От угрюмого бати до заботливого родителя: как за последние годы трансформировался образ отца в российском кино
В последние несколько лет в отечественной киноиндустрии произошло немало перемен, как хороших, так и не очень. В российском кино значительно трансформировался образ отца. Эта эволюция главной мужской фигуры в жизни любого ребенка длится давно, но сейчас, кажется, окончательно сформировалась. На примере самых заметных проектов последних лет кинокритик Елена Зархина исследует трансформацию образа экранного родителя.
Отец
«Люк, я твой отец» (на самом деле фраза звучит так: «Люк, я отец»), — произнес когда-то Дарт Вейдер Люку Скайуокеру, и это признание стало символом ужаса. Потому что вожделенным родителем протагониста оказывался не просто злодей, а главный противник героя Марка Хэмилла. А еще термин «отец» в кино крепко ассоциируется с «Крестным отцом» Фрэнсиса Форда Копполы — гангстерской сагой о семье, власти, насилии и предательстве. Крестный отец мафии в исполнении Марлона Брандо был почти античной фигурой бога на земле: он отличался обостренным чувством справедливости, но и неконтролируемой жестокостью; мог поощрять своим расположением и покровительством, но не выносил тех, кто посмел его ослушаться.
Эта ролевая модель крепкого духом мужчины, который словно бы действовал во имя семьи, воспитала не одно поколение зрителей. Но так ли идеален был Вито Корлеоне в образе родителя? Он был хорошим отцом мафии, но неважным папой.
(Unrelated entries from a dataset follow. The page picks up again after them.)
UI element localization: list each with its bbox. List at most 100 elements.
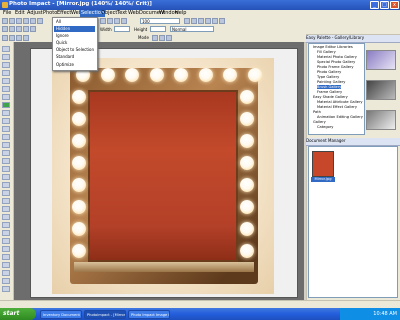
option-icon-4[interactable] bbox=[23, 35, 29, 41]
preview-icon[interactable] bbox=[219, 18, 225, 24]
marquee-tool-icon[interactable] bbox=[2, 78, 10, 84]
copy-icon[interactable] bbox=[107, 18, 113, 24]
eraser-tool-icon[interactable] bbox=[2, 142, 10, 148]
text-tool-icon[interactable] bbox=[2, 110, 10, 116]
brush-tool-icon[interactable] bbox=[2, 126, 10, 132]
dropdown-item-hidden[interactable]: Hidden bbox=[56, 26, 70, 31]
menu-edit[interactable]: Edit bbox=[14, 10, 26, 17]
burn-tool-icon[interactable] bbox=[2, 262, 10, 268]
tree-item[interactable]: Image Editor Libraries bbox=[313, 45, 353, 49]
eyedropper-tool-icon[interactable] bbox=[2, 174, 10, 180]
tree-item[interactable]: Fill Gallery bbox=[317, 50, 336, 54]
gallery-thumb-1[interactable] bbox=[366, 50, 396, 70]
tree-item[interactable]: Material Photo Gallery bbox=[317, 55, 357, 59]
tree-item[interactable]: Type Gallery bbox=[317, 75, 339, 79]
close-button[interactable]: x bbox=[390, 1, 399, 9]
gallery-tree[interactable]: Image Editor Libraries Fill Gallery Mate… bbox=[308, 43, 365, 135]
retouch-tool-icon[interactable] bbox=[2, 166, 10, 172]
tree-item[interactable]: Category bbox=[317, 125, 333, 129]
web-tool-icon[interactable] bbox=[2, 278, 10, 284]
transform-tool-icon[interactable] bbox=[2, 214, 10, 220]
redo-icon[interactable] bbox=[37, 18, 43, 24]
tree-item[interactable]: Material Attribute Gallery bbox=[317, 100, 363, 104]
taskbar-task-1[interactable]: Inventory Document S... bbox=[40, 310, 82, 319]
minimize-button[interactable]: _ bbox=[370, 1, 379, 9]
tree-item-selected[interactable]: Brush Gallery bbox=[317, 85, 342, 89]
option-icon-7[interactable] bbox=[166, 35, 172, 41]
add-mode-icon[interactable] bbox=[9, 26, 15, 32]
ruler-icon[interactable] bbox=[212, 18, 218, 24]
foreground-color-swatch[interactable] bbox=[2, 102, 10, 108]
option-icon-2[interactable] bbox=[9, 35, 15, 41]
sharpen-tool-icon[interactable] bbox=[2, 246, 10, 252]
crop-icon[interactable] bbox=[121, 18, 127, 24]
tree-item[interactable]: Animation Editing Gallery bbox=[317, 115, 363, 119]
height-field[interactable] bbox=[150, 26, 166, 32]
tree-item[interactable]: Path bbox=[313, 110, 321, 114]
gradient-tool-icon[interactable] bbox=[2, 198, 10, 204]
dropdown-item-standard[interactable]: Standard bbox=[56, 54, 74, 59]
dropdown-item-all[interactable]: All bbox=[56, 19, 61, 24]
document-thumbnail[interactable] bbox=[312, 151, 334, 177]
zoom-field[interactable]: 100 bbox=[140, 18, 180, 24]
move-tool-icon[interactable] bbox=[2, 54, 10, 60]
shape-tool-icon[interactable] bbox=[2, 182, 10, 188]
slice-tool-icon[interactable] bbox=[2, 286, 10, 292]
feather-icon[interactable] bbox=[30, 26, 36, 32]
dropdown-item-ignore[interactable]: Ignore bbox=[56, 33, 69, 38]
paste-icon[interactable] bbox=[114, 18, 120, 24]
line-tool-icon[interactable] bbox=[2, 190, 10, 196]
zoom-tool-icon[interactable] bbox=[2, 62, 10, 68]
dropdown-item-object-to-selection[interactable]: Object to Selection bbox=[56, 47, 94, 52]
gallery-thumb-3[interactable] bbox=[366, 110, 396, 130]
clone-tool-icon[interactable] bbox=[2, 158, 10, 164]
wand-tool-icon[interactable] bbox=[2, 94, 10, 100]
selection-tool-icon[interactable] bbox=[2, 26, 8, 32]
tree-item[interactable]: Frame Gallery bbox=[317, 90, 342, 94]
taskbar-task-2[interactable]: Photoimpact - [Mirror... bbox=[84, 310, 126, 319]
cut-icon[interactable] bbox=[100, 18, 106, 24]
tree-item[interactable]: Material Effect Gallery bbox=[317, 105, 357, 109]
hand-tool-icon[interactable] bbox=[2, 222, 10, 228]
mode2-select[interactable]: Normal bbox=[170, 26, 214, 32]
path-tool-icon[interactable] bbox=[2, 118, 10, 124]
taskbar-task-3[interactable]: Photo Impact Image Ed... bbox=[128, 310, 170, 319]
tree-item[interactable]: Gallery bbox=[313, 120, 326, 124]
pen-tool-icon[interactable] bbox=[2, 134, 10, 140]
fit-icon[interactable] bbox=[198, 18, 204, 24]
intersect-mode-icon[interactable] bbox=[23, 26, 29, 32]
tree-item[interactable]: Photo Gallery bbox=[317, 70, 341, 74]
tree-item[interactable]: Special Photo Gallery bbox=[317, 60, 355, 64]
tree-item[interactable]: Painting Gallery bbox=[317, 80, 345, 84]
zoom-in-icon[interactable] bbox=[184, 18, 190, 24]
subtract-mode-icon[interactable] bbox=[16, 26, 22, 32]
print-icon[interactable] bbox=[23, 18, 29, 24]
tree-item[interactable]: Photo Frame Gallery bbox=[317, 65, 354, 69]
option-icon-5[interactable] bbox=[152, 35, 158, 41]
start-button[interactable]: start bbox=[0, 308, 36, 320]
lasso-tool-icon[interactable] bbox=[2, 86, 10, 92]
grid-icon[interactable] bbox=[205, 18, 211, 24]
new-icon[interactable] bbox=[2, 18, 8, 24]
sponge-tool-icon[interactable] bbox=[2, 270, 10, 276]
option-icon-6[interactable] bbox=[159, 35, 165, 41]
dropdown-item-quick[interactable]: Quick bbox=[56, 40, 67, 45]
width-field[interactable] bbox=[114, 26, 130, 32]
dropdown-item-optimize[interactable]: Optimize bbox=[56, 62, 74, 67]
menu-adjust[interactable]: Adjust bbox=[26, 10, 44, 17]
smudge-tool-icon[interactable] bbox=[2, 238, 10, 244]
menu-file[interactable]: File bbox=[2, 10, 12, 17]
option-icon-1[interactable] bbox=[2, 35, 8, 41]
dodge-tool-icon[interactable] bbox=[2, 254, 10, 260]
open-icon[interactable] bbox=[9, 18, 15, 24]
stamp-tool-icon[interactable] bbox=[2, 206, 10, 212]
save-icon[interactable] bbox=[16, 18, 22, 24]
undo-icon[interactable] bbox=[30, 18, 36, 24]
zoom-out-icon[interactable] bbox=[191, 18, 197, 24]
tree-item[interactable]: Easy Shade Gallery bbox=[313, 95, 348, 99]
maximize-button[interactable]: □ bbox=[380, 1, 389, 9]
crop-tool-icon[interactable] bbox=[2, 70, 10, 76]
pick-tool-icon[interactable] bbox=[2, 46, 10, 52]
menu-help[interactable]: Help bbox=[174, 10, 187, 17]
option-icon-3[interactable] bbox=[16, 35, 22, 41]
В первую очередь потому, что в детях видел лишь преемников и оценивал по тому, насколько они отвечали его высоким критериям хорошего сына. А за дочь, регулярно избиваемую собственным мужем, заступиться отказывался, чем провоцировал новую трагедию.
Если же экстраполировать этот образ не только на криминальные истории о преступных разборках, подобный образ отца прослеживался и в проектах других жанров. Раньше отец на экране был отсутствующим либо буквально (ушел из семьи, умер), либо эмоционально: никак не взаимодействовал с детьми, напоминал ветхозаветного бога — беспощадного, карающего, грубого. Его расположение нужно было заслужить, оно не было само собой разумеющимся по праву крови.
Этот экранный образ все еще встречается в отечественном кино, хоть и значительно реже. Например, в сериале «На автомате!» отца нет, есть только мама. А в другом свежем проекте, драмеди «Она такая классная», отец либо физически отсутствует, либо он источник угрозы. Любопытно, что в чем-то схожую роль родителя-вредителя Павел Майков исполнил не только в «Она такая классная», но и в драме «Танцуй, Селедка!» Александры Лупашко. Только в последней он уже после своей смерти наведывался к травмированной им же дочери (Саша Бортич), чтобы попытаться наладить с ней связь хотя бы с того света. И на примере этих двух кардинально разных подходов к настраиванию отцовско-детских отношений лучше всего заметна эволюция образа.
Хотя в числе первых этот новый облик родителя еще 20 лет назад представил Александр Сокуров. Если в 1997 году он выпустил нежнейшую кинопритчу «Мать и сын» про необъятность сыновьей любви к больной матери, в 2003-м вышла вторая часть его родительской дилогии — «Отец и сын», выигравшая приз ФИПРЕССИ Каннского кинофестиваля. Это было неожиданное и новое восприятие фигуры отца, который мог быть мягким, чутким, заботливым и не скрывающим своих эмоций.
По-особенному он воспринимался на фоне того же «Возвращения» Андрея Звягинцева, покорявшего в то же время кинофестиваль в Венеции. Это был перенесенный в современность библейский миф о Боге-Отце, который любит грубо, воспитывает жестко и не прощает ошибок. В фильмографии Звягинцева данный мужской образ сохранится вплоть до последней на данный момент его работы — «Нелюбви». Правда, там мужской характер обретает новое губительное качество — равнодушие. И лишь в «Елене» более мягкий и бескорыстный отец в исполнении Андрея Смирнова выглядел больше человеком, чем беспощадная матрона Елена, сыгранная Надеждой Маркиной.